E-commerce is becoming a profoundly influential factor on all aspects of the car industry:

· E-commerce is already shaping a new and dynamic retail and marketing environment, and the vehicle manufacturers are now looking to it to revolutionise relations with suppliers and the whole way in which they manage their supply chain. Smaller supplier opportunities will be enhanced through direct Internet bids for vehicle manufacturers’ business – stepping up the level of competitiveness and internationalisation of the mix of suppliers.

· Recent moves by GM and Ford to put their purchasing operations on the Internet, thereby creating possibly the biggest e-commerce sites in the world, will speed up the purchasing process between manufacturer and supplier, cut costs and increase operating efficiencies. Ford’s AutoXchange-a joint venture with Oracle, the US software group-is predicted to have a total volume of business of around $200bn per year. Longer-term AutoXchange’s services will be made available to other vehicle manufacturers and their suppliers. GM Marketsite-a link-up with Commerce One-will be a joint venture between GM and Isuzu Motors who will together spend $500bn-$600bn on purchases made through the system, compared with the $500bn that GM alone currently spends in a year. Participants will be able to conduct transactions through on-line catalogue and a bid/quote process or an on-line auction.

· Components suppliers themselves will also purchase supplies on the web: Visteon, the Ford-owned components supplier, is already buying parts from suppliers at global web-based auctions. One of the benefits for the company was that it enabled Asian electronics firms to be included in the bidding process, which was not possible before.
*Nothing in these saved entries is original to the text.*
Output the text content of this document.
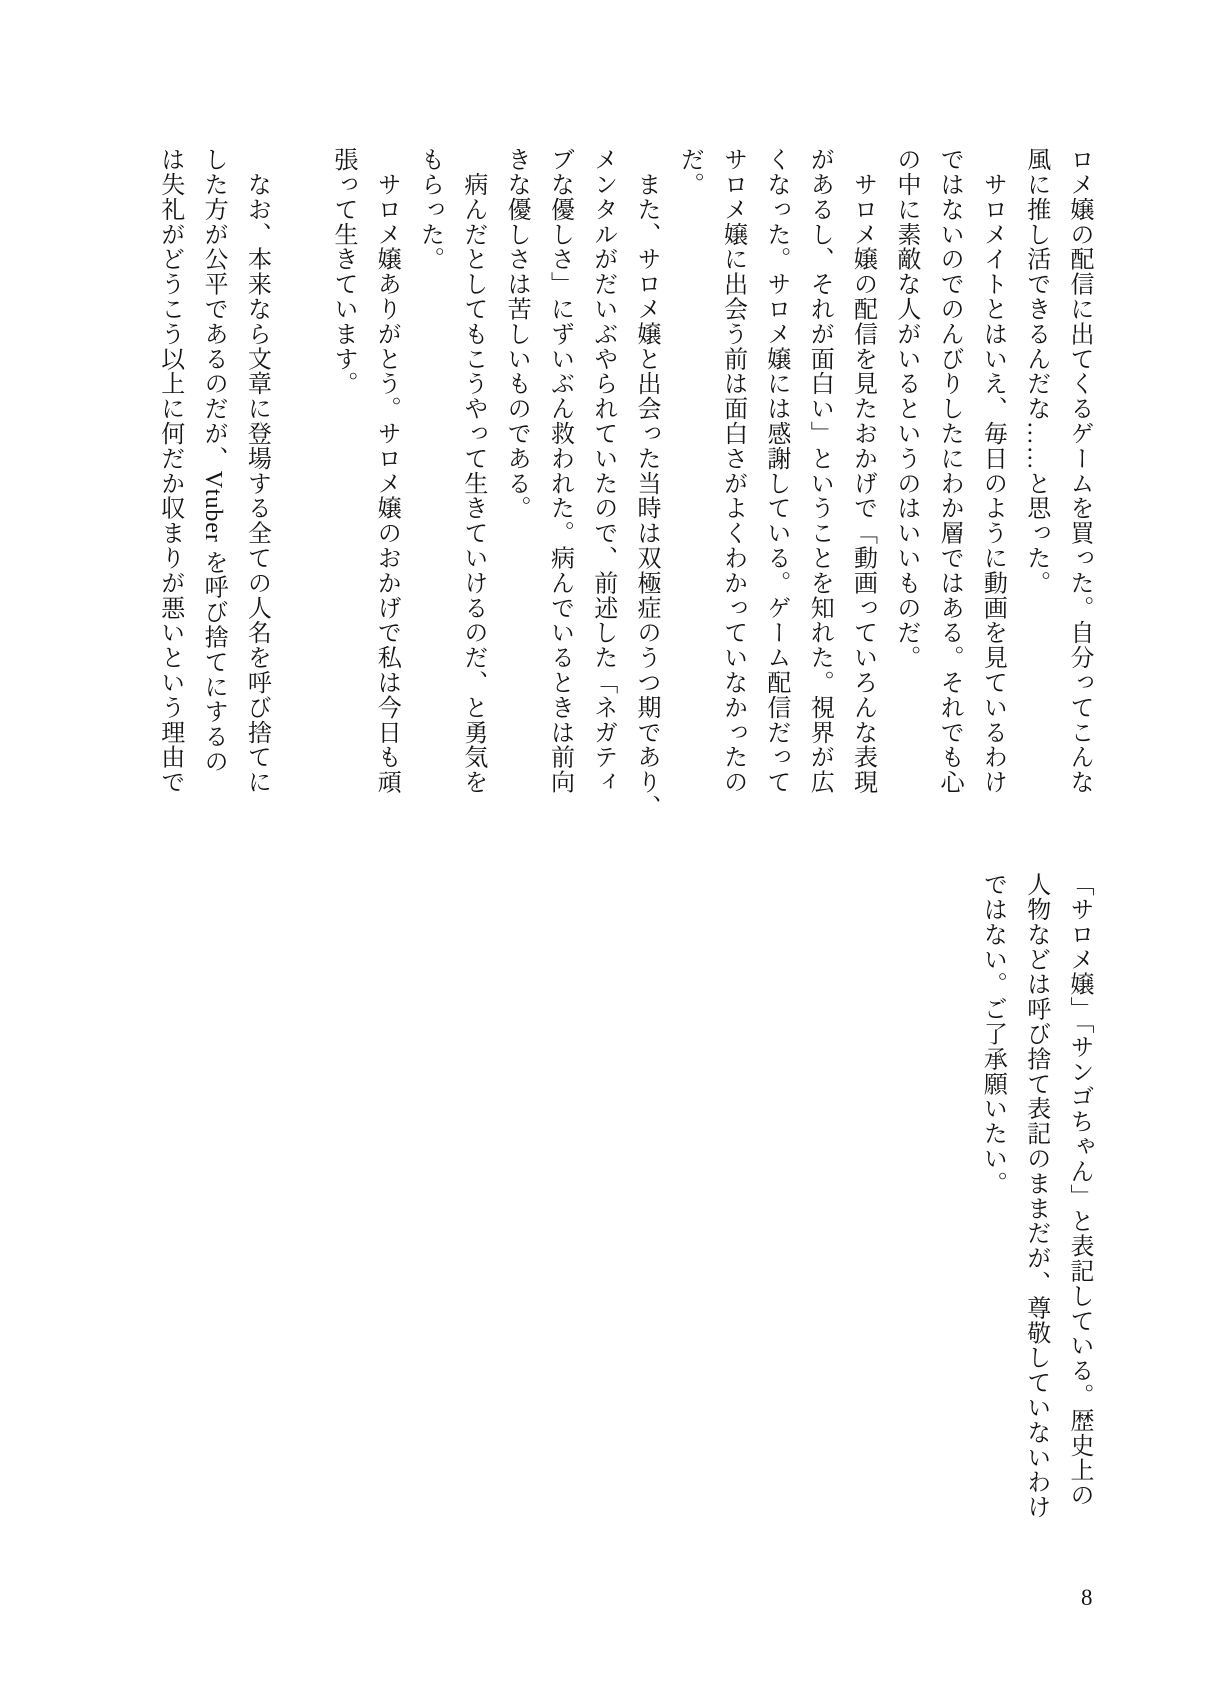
ロメ嬢の配信に出てくるゲームを買った。自分ってこんな

風に推し活できるんだな……と思った。

　サロメイトとはいえ、毎日のように動画を見ているわけ

ではないのでのんびりしたにわか層ではある。それでも心

の中に素敵な人がいるというのはいいものだ。

　サロメ嬢の配信を見たおかげで「動画っていろんな表現

があるし、それが面白い」ということを知れた。視界が広

くなった。サロメ嬢には感謝している。ゲーム配信だって

サロメ嬢に出会う前は面白さがよくわかっていなかったの

だ。

　また、サロメ嬢と出会った当時は双極症のうつ期であり、

メンタルがだいぶやられていたので、前述した「ネガティ

ブな優しさ」にずいぶん救われた。病んでいるときは前向

きな優しさは苦しいものである。

　病んだとしてもこうやって生きていけるのだ、と勇気を

もらった。

　サロメ嬢ありがとう。サロメ嬢のおかげで私は今日も頑

張って生きています。

　なお、本来なら文章に登場する全ての人名を呼び捨てに

した方が公平であるのだが、Vtuber を呼び捨てにするの

は失礼がどうこう以上に何だか収まりが悪いという理由で

「サロメ嬢」「サンゴちゃん」と表記している。歴史上の

人物などは呼び捨て表記のままだが、尊敬していないわけ

ではない。ご了承願いたい。

8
· Both Ford and GM have announced plans to use the Internet to transform in-car technology and revolutionise product development. Ford has signed up with Yahoo! To supply online services in Ford vehicles from 2001. These will be combined with online maintenance, traffic and account management. GM is working with America Online to boost web based marketing and to look at ways of integrating its OnStar Telematics activities.


A rapid move towards build-to-order systems

A number of manufacturers, for example Ford and GM, are rapidly moving towards build-to-order systems on a regional basis. By only producing the vehicles that customers order and delivering them only when required, vehicle manufacturers will significantly reduce the order-to-build lead time. Toyota already claims a five-day lead time which is considerably shorter than other vehicle manufacturers have said was possible-Honda estimates that its North American factories can build and deliver in 30-45 days. In addition, manufacturers will reduce the numbers of vehicles in distribution centres while the factories could save considerable sums of money by reducing or even eliminating incentives. This will involve a sea-change in attitude and considerable upheaval in the organisation of purchasing departments.